LOOKING TO RECRUIT MORE NON-TRADITIONAL BUSINESS SCHOOL APPLICANTS

LBS Admissions Director David Simpson

s LBS Admissions Director David Simpson

While the admissions team won’t allow any one nationality to dominate, applications this year from Latin American countries have risen and students from those nations now make up 14% of the current 410-strong MBA group, with 22% in the school’s Masters in Finance program. Overall MBA applications are up 7% year on year and stronger again so far this year. In fact, LBS feels it’s weathered the economic upheavals of recent years well, working hard to sustain interest from major recruiters.

A long-time veteran at LBS, Simpson is fresh back from a trip from New York and Washington, DC, where the school is keen to lure the cream of applicants with a growing program of scholarships, international exchanges, visa support for entrepreneurs and a changing array of international study trips. He’s delighted a higher proportion of women apply from the U.S. and Canada – around 40% and 60% respectively – and this is reflected in the school’s annual intake.

And while LBS, like all business schools, wants to boost numbers of women applicants, it’s also keen to recruit outside of the typical business school hunting grounds of finance, consulting and engineering. “We wouldn’t have – say – 50% of students from an arts background; this is a business degree after all, but we do want a good number of people from arts, from law, and from the military to give us that mix.”

While LBS’s scholarship programme doesn’t match that of the top U.S. schools, the school is on a fundraising drive and has increased the amount of scholarship money from donors and alumni mostly offered on merit every year and plans further increases across all programs in the next couple of years, with some awards approaching full fees “which can be life changing,” says Simpson.

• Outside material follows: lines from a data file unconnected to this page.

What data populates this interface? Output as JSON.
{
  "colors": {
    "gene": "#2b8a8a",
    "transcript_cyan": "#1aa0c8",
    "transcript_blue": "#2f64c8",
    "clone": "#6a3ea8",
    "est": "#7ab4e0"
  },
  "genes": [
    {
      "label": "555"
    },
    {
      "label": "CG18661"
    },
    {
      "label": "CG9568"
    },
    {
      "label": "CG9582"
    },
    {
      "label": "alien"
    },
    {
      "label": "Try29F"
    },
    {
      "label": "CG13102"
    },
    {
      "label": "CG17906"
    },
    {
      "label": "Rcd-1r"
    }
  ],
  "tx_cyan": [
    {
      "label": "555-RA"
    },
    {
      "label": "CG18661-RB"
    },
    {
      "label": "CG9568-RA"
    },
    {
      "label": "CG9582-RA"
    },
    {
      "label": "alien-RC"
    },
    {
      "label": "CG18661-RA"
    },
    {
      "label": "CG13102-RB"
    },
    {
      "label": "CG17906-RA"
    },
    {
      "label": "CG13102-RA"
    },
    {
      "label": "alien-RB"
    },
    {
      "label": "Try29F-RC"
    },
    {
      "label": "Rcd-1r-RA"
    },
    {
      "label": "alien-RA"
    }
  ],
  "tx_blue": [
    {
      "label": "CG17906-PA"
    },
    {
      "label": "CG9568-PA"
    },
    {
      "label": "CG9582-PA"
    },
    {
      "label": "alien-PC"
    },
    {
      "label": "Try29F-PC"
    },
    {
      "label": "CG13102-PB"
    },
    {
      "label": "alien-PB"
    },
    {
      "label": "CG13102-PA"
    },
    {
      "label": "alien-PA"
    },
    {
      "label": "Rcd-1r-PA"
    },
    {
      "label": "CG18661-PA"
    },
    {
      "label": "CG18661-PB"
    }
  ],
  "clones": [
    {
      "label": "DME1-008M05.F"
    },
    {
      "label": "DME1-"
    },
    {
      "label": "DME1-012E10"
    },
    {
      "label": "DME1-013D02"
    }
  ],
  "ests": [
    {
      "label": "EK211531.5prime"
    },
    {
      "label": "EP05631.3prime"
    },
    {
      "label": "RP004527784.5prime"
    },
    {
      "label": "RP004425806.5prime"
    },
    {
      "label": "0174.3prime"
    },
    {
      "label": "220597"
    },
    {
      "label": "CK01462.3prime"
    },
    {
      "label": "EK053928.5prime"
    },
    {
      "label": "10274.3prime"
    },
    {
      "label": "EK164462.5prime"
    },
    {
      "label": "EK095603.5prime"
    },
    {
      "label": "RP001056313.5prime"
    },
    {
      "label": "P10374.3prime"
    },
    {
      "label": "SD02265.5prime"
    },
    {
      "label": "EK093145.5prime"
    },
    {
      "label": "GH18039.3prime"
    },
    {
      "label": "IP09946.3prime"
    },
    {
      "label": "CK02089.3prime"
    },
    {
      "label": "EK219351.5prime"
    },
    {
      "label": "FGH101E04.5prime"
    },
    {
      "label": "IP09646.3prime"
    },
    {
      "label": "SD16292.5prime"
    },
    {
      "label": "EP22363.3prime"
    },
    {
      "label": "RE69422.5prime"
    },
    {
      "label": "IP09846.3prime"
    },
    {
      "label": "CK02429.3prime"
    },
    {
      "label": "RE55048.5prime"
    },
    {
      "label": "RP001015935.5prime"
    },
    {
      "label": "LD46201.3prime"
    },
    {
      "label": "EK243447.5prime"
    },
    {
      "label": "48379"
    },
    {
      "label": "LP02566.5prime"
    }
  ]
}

FEWER THAN HALF THE 2,500 APPLICANTS ARE INVITED TO INTERVIEW

LBS will also offer sector scholarships for 2017, adds Simpson, in military, healthcare, energy, luxury and retail, as well as technology and engineering – areas which account for a recent growth in applications and where LBS is keen to recruit more. “We want to continue to attract people from technology backgrounds, and support people who might not have considered MBAs,” says Simpson. “This year the focus is to have enough scholarships to convert the best applicants.” There’ll also be a new Nestle emerging markets scholarship for women. LBS also recruits actively among the armed forces, and has been known to wait until an applicant’s submarine has surfaced in some part of the world in order to arrange an interview. “This year 64% of MBAs from a military background got a scholarship,” says Simpson.  LBS also partners with innovative funding scheme Prodigy Finance; a facility set up by MBA graduates from INSEAD, to fund would-be international business postgraduates.